"Bu yıl da Hac kurban bayramına denk geldi."

Türk seçkinlerinin yabancılaşmasını ifade eden bu kalıp aslında yaşadığımız  travmanın trajıkomik temsilinden başka bir şey değil.

Türk seçkinlerinin trajıkomik hali aslında insan-tanrı ilişkisini tümüyle koparan seküler  zihniyetin arabeskleşmiş hali olarak da okunabilir. Bir yönüyle toplumsal, kültürel bir yabancılaşmayı gösteren bu ifade toplumu aydınlatma misyonu, daha doğrusu ayrıcalığını kaptırmak istemeyenlerin dinle kurdukları ilişkinin açık edilmesidir.

Ne var ki insan, hayat, tanrı, evren gibi temel sorunlar karşısında dinin getirdiği anlamın en üst düzeyde sembolik ifadesi olan kurbana , Hacca karşı kayıtsızlığın da ifadesi…Kurbanın insanın için karşılık geldiği varoluşsal konumunu kavraması açısından içerdiği metafizik anlam toplumsal boyutu ve sosyal faydasından önce düşünülmeli. İnsanın evrende işgal ettiği yerinin anlamlı kılınmasına bir pencere açan kurban ve onun sembolizmi modern insanın tasavvurunu çok aşıyor.

Kurban kesim manzaraları karşısında 'steril kriz'lere giren seküler kafaların kavrayamadığı kurban ibadetinim uygulanmasına yönelik son yıllarda yapılan resmi düzenleme çevre duyarlılığından çok manevi alana müdahaleye dönüşüyor.

Kurbanın hayattan koparılması, hayatımızdan çıkarılarak görünür olmaktan uzaklaştırılması hayatın sekülerleşmesi yönünde bir müdahaleye dönüştüğü bizzat kurban yaşayanlarca gözden kaçıyor.

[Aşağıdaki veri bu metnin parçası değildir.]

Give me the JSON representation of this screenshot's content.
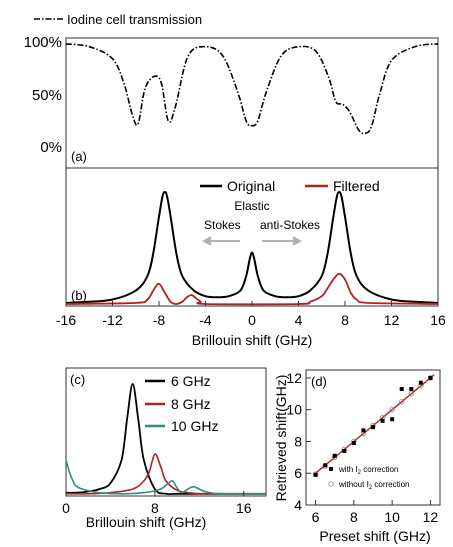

Kurban bayramından kaçan boğa, elini kestiren acemi kasap, çevre yolunda kurban kesim görüntüleri, Avrupai imajımızı hayli zedeliyor/muş. Bu koroya muhafazakar kesimin de katılması ve onların siyasi iradesiyle kurbanın mahallelerden, şehirlerden uzaklaştırılması sonuçta birkaç kilo et ihtiyacına indirgenmesi kurbanın ruhunu kaybolması demektir. 
Dini hayatın karşısına çıkan muhafazakarlık olgusu bu açıdan yeniden düşünülmeli..

Tüm Müslümanların kurban bayramını tebrik ediyoruz.